Submetendo-se ao governo de programas simbolicamente mediados para a produção de artefatos, organizando a vida social ou expressando emoções, o homem determinou, embora inconscientemente, os estágios culminantes do seu próprio desenvolvimento biológico. Literalmente, embora inadvertidamente, ele próprio se criou. (Geertz, 1989, p. 60).

Enquanto para Toscano (2018, p. 24-25), essa busca pós-humana já é reflexo em nosso corpo através das deformidades posturais que nos definem como seres homo versantur, cujas mudanças são reflexas do nosso prolongado envolvimento com máquinas. Assim, quanto mais interagimos com os dispositivos algoritmos, em suas materialidades técnicas, mais remodelamos nossas materialidades biológicas e evolutivas.
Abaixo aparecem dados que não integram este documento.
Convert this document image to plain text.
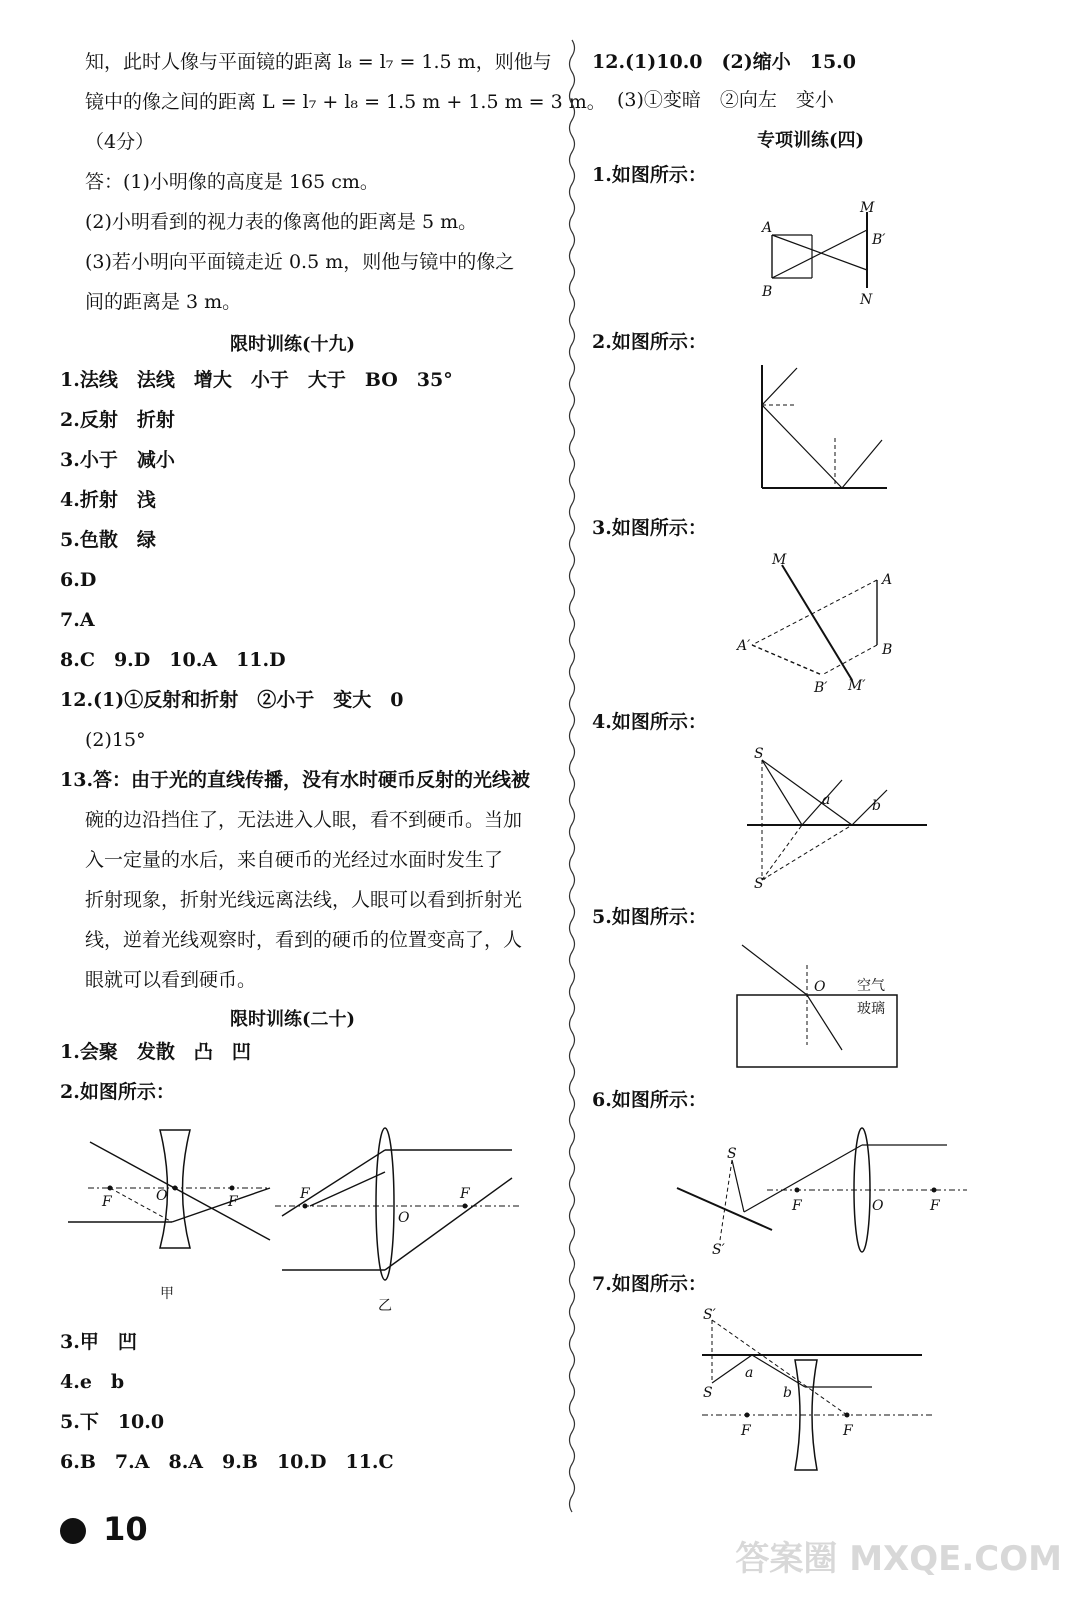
知，此时人像与平面镜的距离 l₈ = l₇ = 1.5 m，则他与
镜中的像之间的距离 L = l₇ + l₈ = 1.5 m + 1.5 m = 3 m。
（4分）
答：(1)小明像的高度是 165 cm。
(2)小明看到的视力表的像离他的距离是 5 m。
(3)若小明向平面镜走近 0.5 m，则他与镜中的像之
间的距离是 3 m。
限时训练(十九)
1.法线　法线　增大　小于　大于　BO　35°
2.反射　折射
3.小于　减小
4.折射　浅
5.色散　绿
6.D
7.A
8.C　9.D　10.A　11.D
12.(1)①反射和折射　②小于　变大　0
(2)15°
13.答：由于光的直线传播，没有水时硬币反射的光线被
碗的边沿挡住了，无法进入人眼，看不到硬币。当加
入一定量的水后，来自硬币的光经过水面时发生了
折射现象，折射光线远离法线，人眼可以看到折射光
线，逆着光线观察时，看到的硬币的位置变高了，人
眼就可以看到硬币。
限时训练(二十)
1.会聚　发散　凸　凹
2.如图所示：
F	O	F
甲
F
O
F
乙
3.甲　凹
4.e　b
5.下　10.0
6.B　7.A　8.A　9.B　10.D　11.C
10
12.(1)10.0　(2)缩小　15.0
(3)①变暗　②向左　变小
专项训练(四)
1.如图所示：
A
B
M
N
B′
2.如图所示：
3.如图所示：
A
B
M
A′
B′ M′
4.如图所示：
S
a	b
S′
5.如图所示：
O 空气
玻璃
6.如图所示：
S
S′
F	O	F
7.如图所示：
S′
S
a
b
F	F
答案圈 MXQE.COM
Figura 16: Caracterização do Homo neanderthalensis, Homo sapien e Homo versantur

Fonte: Toscano, 2018.

O movimento da nossa cabeça ao olhar os dispositivos algoritmos como um comportamento prolongado e permanente, não é a única desconformidade que resulta dessa interação. Não só a fisiologia estrutural humana tem desdobramentos visíveis, como também, são apresentadas no corpo humano condições de desordens do sono, solidão, depressão e até mesmo vulnerabilidade social, afetando fatores de ordem biológica, psicossocial e social (TOSCANO, 2018, p. 26).
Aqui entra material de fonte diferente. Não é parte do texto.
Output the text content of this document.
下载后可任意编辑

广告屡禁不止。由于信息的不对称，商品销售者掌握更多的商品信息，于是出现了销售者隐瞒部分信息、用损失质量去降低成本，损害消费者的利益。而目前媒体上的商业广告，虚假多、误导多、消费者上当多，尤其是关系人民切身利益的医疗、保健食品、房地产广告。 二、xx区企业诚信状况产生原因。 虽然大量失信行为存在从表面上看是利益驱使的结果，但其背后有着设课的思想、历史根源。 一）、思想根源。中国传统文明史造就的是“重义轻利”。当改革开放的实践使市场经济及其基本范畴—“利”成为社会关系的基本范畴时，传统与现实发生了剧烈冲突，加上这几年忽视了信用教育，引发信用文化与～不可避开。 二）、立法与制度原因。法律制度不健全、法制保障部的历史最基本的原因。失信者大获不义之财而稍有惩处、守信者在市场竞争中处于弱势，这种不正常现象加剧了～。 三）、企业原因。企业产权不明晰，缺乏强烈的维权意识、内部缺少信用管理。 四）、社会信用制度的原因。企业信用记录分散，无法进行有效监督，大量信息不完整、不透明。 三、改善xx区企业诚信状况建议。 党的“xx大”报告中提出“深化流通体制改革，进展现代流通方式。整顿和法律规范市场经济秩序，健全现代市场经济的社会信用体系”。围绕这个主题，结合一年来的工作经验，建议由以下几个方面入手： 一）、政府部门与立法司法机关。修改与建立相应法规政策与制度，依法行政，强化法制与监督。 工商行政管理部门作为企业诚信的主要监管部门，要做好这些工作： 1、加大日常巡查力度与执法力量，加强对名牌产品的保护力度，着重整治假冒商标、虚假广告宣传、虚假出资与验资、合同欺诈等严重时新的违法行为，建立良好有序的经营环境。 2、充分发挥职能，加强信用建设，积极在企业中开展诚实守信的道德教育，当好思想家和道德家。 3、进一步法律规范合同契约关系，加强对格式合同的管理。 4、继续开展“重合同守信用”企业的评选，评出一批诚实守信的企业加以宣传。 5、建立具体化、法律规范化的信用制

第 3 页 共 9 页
Nesse sentido, essas mudanças também se relacionam à noção do tempo pós-cibernético, no qual certas questões ultrapassam a noção homem-máquina que habitualmente conhecemos. Estaríamos falando de uma noção homem-máquina-máquina e máquina-máquina que podem ser relacionadas aos avanços do recrudescimento da tecnocientificação da vida, que gerará um

82 futuro para além da noção humana (VILAÇA; DIAS, 2014, p. 344). Essa noção se manifesta, em especial, quando nos relacionamos com algoritmos computacionais que buscam mimetizar a vida (tecnologia da informação, robótica, biônica e nanotecnologia) e ou ainda nos algoritmos desenvolvidos para manipular a vida (como os algoritmos genéticos e biotecnológicos), nos quais a relação entre organismo e máquina depende intrinsecamente não só de uma construção de lógica e controle, mas também de dimensões que determinam o funcionamento das máquinas (sociotécnica) e dos seres vivos (natureza evolutiva).

De modo simplificado, todos esses fatores resultam da condição “pós-industrial e descentralizada, nas quais o controle toma conta do existir e é substituído por um futuro complexo, simbiótico” (GEORGIOU, 2016). Nessa perspectiva, estaríamos diante de noções do tecnohumanismo, pós-humanismo e transhumanismo49.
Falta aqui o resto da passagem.